2001 Lexus GS
This 2001 review is representative of model years 2001 to 2005.
By Dan Jedlicka of MSN Autos
The Lexus GS sedan provides the smoothness and luxury expected from a Lexus with much of the performance of a top European sports sedan, especially with its available V8.
However, some buyers of fast, luxurious foreign sedans may feel this Japanese Lexus model is a little too soft and opt for a European BMW or Mercedes-Benz model.
But, with the exception of its fairly new, edgy IS 300 model, Lexus puts luxury first. So don't expect the GS to feel like a 5-Series sedan. In fact, this Lexus is more at home during high-speed highway cruising than tackling winding two-lane backroads.

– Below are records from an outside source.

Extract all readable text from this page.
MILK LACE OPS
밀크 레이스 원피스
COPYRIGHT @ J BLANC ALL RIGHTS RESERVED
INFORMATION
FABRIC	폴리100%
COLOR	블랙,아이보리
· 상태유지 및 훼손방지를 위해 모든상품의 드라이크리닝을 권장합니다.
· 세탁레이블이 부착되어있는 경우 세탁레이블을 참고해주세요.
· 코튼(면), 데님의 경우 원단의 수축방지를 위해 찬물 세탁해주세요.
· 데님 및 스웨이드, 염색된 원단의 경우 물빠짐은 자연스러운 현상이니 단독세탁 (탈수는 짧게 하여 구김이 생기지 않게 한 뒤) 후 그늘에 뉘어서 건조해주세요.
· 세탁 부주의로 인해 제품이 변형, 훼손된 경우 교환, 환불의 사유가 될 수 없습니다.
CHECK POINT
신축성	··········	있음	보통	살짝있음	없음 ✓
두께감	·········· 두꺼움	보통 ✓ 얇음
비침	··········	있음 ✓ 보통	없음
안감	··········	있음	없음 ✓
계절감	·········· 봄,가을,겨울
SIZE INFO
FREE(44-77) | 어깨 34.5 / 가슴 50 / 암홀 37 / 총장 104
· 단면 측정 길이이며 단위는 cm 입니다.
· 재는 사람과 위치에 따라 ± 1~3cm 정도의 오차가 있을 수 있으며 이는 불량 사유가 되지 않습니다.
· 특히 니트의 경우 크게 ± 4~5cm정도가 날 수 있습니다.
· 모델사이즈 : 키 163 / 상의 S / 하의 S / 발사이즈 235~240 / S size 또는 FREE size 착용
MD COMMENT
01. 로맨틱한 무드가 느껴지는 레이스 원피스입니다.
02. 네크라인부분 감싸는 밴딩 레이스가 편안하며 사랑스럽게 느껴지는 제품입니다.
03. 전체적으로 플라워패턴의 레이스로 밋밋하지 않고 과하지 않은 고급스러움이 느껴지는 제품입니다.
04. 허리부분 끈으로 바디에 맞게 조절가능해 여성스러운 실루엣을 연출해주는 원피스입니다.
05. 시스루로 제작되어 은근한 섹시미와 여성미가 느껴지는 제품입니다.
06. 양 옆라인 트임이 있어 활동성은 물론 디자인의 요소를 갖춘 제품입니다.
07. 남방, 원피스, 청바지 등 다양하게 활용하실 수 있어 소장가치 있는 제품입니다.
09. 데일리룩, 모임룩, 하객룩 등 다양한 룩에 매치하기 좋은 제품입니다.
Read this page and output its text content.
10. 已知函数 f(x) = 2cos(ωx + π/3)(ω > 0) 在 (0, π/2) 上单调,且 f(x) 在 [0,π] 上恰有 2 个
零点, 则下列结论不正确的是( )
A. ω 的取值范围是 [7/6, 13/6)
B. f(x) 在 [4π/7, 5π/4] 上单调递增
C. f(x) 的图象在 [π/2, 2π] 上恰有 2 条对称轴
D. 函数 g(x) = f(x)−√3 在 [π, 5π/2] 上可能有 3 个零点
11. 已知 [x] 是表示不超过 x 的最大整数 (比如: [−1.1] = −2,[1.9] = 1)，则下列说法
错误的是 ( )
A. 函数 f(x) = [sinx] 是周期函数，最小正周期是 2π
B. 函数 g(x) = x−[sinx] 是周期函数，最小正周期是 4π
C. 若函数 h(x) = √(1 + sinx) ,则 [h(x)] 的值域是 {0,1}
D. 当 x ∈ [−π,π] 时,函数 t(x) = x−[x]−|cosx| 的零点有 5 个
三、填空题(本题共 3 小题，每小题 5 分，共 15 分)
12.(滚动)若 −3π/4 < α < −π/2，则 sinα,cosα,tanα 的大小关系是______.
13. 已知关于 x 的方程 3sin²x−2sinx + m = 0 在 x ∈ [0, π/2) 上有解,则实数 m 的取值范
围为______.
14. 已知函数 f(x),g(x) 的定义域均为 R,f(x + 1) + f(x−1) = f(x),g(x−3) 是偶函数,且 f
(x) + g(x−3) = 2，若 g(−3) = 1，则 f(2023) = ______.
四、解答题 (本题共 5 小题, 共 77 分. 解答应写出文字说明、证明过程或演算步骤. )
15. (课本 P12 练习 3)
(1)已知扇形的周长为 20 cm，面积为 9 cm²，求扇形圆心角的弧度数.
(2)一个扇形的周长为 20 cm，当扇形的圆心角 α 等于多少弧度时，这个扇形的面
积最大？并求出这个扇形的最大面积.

The GS comes as the $38,555 GS 300 with an inline six-cylinder engine, and as the $47,355 GS 430 with a more powerful V8. The engines are very sophisticated—especially the V8—and both models are very well equipped. The GS 430 has standard leather upholstery, which is a $1,660 option for the GS 300.
Being the most powerful GS model, the 430 gets most of the attention. Mechanical changes for it include an engine enlarged from 4 to (you guessed it!) 4.3 liters.
The V8 has the same 300-horsepower rating of last year's engine, but provides more torque for better responsiveness. It delivers the same fuel economy as last year's V8.
Not to be overlooked is the GS 300, which has an unchanged (you guessed it again!) 3.0-liter engine. It produces 220 horsepower and pretty strong acceleration.
The GS 300 hits 60 mph in 7.6 seconds, while the GS 430 zips to that speed in just 5.8 seconds. Top speed of the GS 430 is electronically limited to 149 mph, while the GS 300 can reach 144 mph.
Both models are heavy, at approximately 3,700 pounds, and there's little difference in government-estimated fuel economy: Both are rated at 18 mpg in the city, while the GS 430's highway figure is 23 and that of the GS 300 is 24.
Long Cruising Range
For the first time, the 2001 GS 300 gets steering wheel-mounted manual-shift buttons for the GS' smooth 5-speed automatic transmission, which helps provide fast launches and delivers quick downshifts. The GS 430 loses such buttons this year, but you can still shift the automatic manually with its floor-mounted gear selector.
Although several years old, the GS continues to look racy and unique. However, the $440 rear spoiler offered for the GS 430 has a tacked-on look and doesn't help the car's appearance.
Five a Squeeze
Front seats are very comfortable on long drives. And a power-adjustable steering wheel and power driver's seat that is nicely positioned in relation to the wheel and pedals should allow virtually all drivers to get comfortable.
While generally quiet, the interior isn't as silent as one might expect it to be with such an upscale car. Thus, the expensive, optional Mark Levinson audio system sometimes can't be fully enjoyed.
Gauges have special lighting during the day to make them easier to read, but are set too deeply in the three-pod instrument cluster. Trunk and fuel cover releases are semi-hidden, although other controls can be easily seen.
The optional navigation system's touch screen contains audio and climate functions and can be difficult to use. The owner's manual occupies most room in the glove box, but the console has a fairly large, covered storage area. Console-mounted cupholders have a cover and are nicely placed.
Frustrating Power Window Operation
The trunk is fairly large, but has an awkward two-level design that makes it hard to fit large suitcases and other bulky objects. Also, rear wheelwell housings eat into cargo space—as do the trunk lid's old-fashioned, manual hinges, which can damage cargo. Where's the compact hydraulic trunk lid struts found even on some economy cars?
The GS is solidly built. But its trunk lid still has a tinny sound when closing. However, doors shut with a reassuring "thunk."
The GS—even the V8 model—isn't quite a BMW. But then, it's not supposed to be.